けれど、レアンドロがヴィオラの名を呼ぶ度に、彼女の強張った心も硬かった表情も、ほんの少しずつ――柔らかく、解れていった。
「ヴィオラさんは、どんな花がお好きですか?」
「お花はどれも好きですわ……白い花以外なら、何でも……」
レアンドロは、ヴィオラの好きなものをよく尋ねた。
ヴィオラが淡く微笑む度に、その水色の瞳は安堵の色を滲ませた。
レアンドロは、ほんの少しずつ――まるでゆっくり歩み寄るようにヴィオラに優しさを注いだ。
「ヴィオラさん、タルトはお好きですか」
ひと月ほどが経った頃。レアンドロがヴィオラに差し出したのは、艶々の真っ赤な苺が敷き詰められたカスタードのタルトだった。
「まあ! 美味しそうな苺……」
「北の国の苺です」
「レアンドロ様、ありがとうございます」
「ヴィオラさん、その……少し酸っぱいかもしれません」
少し照れ臭そうにそう口にしたレアンドロに、ヴィオラは声を立てて笑った。
(『春になったら』と仰っていたのに……)
レアンドロは、ヴィオラのためにわざわざ他国から苺を取り寄せ、料理長にタルトを作らせたのだった。
(ヴィオラさんが、笑ってくれた……)
僅かに目を見開いたレアンドロは、嬉しそうにはにかんだ。初めて見たヴィオラの笑顔を、彼はまるで花が咲いたようだと思った。

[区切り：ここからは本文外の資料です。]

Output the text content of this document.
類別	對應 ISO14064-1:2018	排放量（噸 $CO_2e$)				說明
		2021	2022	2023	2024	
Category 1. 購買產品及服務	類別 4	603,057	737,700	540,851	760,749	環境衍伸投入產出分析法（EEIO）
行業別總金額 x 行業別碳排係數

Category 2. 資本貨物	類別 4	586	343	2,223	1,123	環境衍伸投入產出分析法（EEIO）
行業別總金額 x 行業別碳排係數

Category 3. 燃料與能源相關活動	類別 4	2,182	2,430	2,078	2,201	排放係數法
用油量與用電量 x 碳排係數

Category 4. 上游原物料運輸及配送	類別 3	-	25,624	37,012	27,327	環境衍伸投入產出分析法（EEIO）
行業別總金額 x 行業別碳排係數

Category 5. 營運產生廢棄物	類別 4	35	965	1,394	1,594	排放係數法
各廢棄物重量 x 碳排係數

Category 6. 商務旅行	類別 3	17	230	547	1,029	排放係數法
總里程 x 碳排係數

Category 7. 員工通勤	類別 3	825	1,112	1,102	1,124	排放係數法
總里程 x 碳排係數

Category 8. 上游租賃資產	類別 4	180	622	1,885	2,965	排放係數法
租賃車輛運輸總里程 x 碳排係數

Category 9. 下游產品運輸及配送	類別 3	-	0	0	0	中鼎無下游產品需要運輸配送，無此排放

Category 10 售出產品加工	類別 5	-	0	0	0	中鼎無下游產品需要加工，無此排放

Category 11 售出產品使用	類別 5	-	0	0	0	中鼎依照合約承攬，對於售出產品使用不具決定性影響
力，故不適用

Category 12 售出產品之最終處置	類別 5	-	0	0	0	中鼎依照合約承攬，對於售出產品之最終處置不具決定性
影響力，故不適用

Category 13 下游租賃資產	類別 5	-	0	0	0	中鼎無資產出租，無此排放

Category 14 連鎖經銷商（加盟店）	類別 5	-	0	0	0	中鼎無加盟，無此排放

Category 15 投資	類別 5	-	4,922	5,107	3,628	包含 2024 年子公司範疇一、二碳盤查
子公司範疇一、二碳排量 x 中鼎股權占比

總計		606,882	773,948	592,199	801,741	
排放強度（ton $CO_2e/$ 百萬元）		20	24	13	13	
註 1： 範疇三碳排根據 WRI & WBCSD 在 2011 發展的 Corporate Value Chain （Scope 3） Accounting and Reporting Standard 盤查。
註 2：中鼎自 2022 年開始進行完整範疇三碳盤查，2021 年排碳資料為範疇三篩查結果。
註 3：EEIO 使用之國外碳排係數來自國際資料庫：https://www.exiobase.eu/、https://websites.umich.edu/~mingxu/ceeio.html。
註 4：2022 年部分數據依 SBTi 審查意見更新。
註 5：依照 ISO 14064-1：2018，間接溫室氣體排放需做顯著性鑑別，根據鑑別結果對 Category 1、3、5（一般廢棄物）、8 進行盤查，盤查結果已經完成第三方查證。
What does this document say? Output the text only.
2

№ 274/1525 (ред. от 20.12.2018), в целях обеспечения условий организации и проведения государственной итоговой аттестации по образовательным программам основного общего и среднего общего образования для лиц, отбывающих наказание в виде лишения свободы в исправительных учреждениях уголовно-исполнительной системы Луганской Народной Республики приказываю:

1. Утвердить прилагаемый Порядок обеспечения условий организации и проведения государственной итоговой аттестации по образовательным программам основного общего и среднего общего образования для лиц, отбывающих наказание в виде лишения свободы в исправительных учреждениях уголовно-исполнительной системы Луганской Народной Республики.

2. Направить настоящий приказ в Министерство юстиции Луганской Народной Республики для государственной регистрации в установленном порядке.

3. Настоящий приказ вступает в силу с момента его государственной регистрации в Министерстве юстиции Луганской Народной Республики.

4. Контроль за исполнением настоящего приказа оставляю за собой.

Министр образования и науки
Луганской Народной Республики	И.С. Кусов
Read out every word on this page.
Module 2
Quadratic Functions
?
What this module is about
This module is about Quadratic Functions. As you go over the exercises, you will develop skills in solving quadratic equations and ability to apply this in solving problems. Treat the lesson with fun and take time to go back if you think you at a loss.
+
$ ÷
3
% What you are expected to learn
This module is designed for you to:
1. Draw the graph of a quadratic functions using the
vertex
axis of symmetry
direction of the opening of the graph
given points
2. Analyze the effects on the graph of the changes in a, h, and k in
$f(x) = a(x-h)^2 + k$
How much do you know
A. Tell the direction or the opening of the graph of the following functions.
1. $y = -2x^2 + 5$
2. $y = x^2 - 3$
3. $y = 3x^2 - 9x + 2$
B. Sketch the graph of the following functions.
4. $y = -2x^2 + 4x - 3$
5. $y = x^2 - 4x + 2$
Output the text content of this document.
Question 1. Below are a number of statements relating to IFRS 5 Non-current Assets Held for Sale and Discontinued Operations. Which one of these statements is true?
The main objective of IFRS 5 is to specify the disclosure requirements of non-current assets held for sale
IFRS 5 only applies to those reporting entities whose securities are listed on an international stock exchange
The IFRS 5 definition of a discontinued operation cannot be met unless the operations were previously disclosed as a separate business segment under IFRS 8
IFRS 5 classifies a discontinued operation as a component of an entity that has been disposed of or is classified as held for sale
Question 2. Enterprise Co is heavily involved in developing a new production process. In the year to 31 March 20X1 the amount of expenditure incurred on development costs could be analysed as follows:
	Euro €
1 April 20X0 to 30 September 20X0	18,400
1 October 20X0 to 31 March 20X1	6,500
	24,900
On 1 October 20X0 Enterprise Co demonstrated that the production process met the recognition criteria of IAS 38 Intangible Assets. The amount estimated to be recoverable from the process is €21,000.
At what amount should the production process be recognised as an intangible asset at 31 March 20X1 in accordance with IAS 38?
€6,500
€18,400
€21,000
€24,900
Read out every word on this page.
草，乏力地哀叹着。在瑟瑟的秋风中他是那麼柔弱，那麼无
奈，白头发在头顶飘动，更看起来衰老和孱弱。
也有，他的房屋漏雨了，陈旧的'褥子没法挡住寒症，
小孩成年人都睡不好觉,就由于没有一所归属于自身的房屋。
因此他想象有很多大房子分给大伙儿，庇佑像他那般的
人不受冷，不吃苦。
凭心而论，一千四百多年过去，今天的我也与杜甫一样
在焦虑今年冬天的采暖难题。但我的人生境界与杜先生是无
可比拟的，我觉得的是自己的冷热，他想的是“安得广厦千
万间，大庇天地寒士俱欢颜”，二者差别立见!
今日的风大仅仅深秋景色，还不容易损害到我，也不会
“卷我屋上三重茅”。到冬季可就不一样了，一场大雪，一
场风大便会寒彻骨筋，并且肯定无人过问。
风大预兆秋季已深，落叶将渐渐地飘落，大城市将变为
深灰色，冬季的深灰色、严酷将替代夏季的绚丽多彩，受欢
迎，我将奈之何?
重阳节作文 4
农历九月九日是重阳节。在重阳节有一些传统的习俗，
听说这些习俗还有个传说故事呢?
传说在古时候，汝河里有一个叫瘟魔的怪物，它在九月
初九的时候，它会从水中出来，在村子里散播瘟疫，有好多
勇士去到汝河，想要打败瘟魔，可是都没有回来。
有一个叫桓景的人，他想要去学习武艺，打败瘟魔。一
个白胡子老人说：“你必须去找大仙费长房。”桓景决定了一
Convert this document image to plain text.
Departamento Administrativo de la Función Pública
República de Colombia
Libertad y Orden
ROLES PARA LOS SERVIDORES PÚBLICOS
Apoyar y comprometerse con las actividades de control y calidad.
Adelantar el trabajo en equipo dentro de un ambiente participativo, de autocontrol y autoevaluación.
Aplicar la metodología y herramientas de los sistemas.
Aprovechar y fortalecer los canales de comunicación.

彼女を見つめる柔らかな眼差しは、まるで春の日差しに目を細めるかのようだった。
「ヴィオラさん! 苺のフレーバーティーを見つけましたよ」
「まあ……ありがとうございます」
レアンドロは、ヴィオラが微笑む度に嬉しそうに目を細めた。
彼の瞳は切れ長で、澄んだ水色の瞳はまるで凍てつく冬空を溶かしたような色だ。
けれど、ヴィオラはその瞳に温かさを感じた。
(こんなにも、優しい男性がいるなんて……)
一緒に過ごすうちに、レアンドロの柔らかな眼差しも低く優しい声音も、まるで春の陽だまりのように感じられるようになっていった。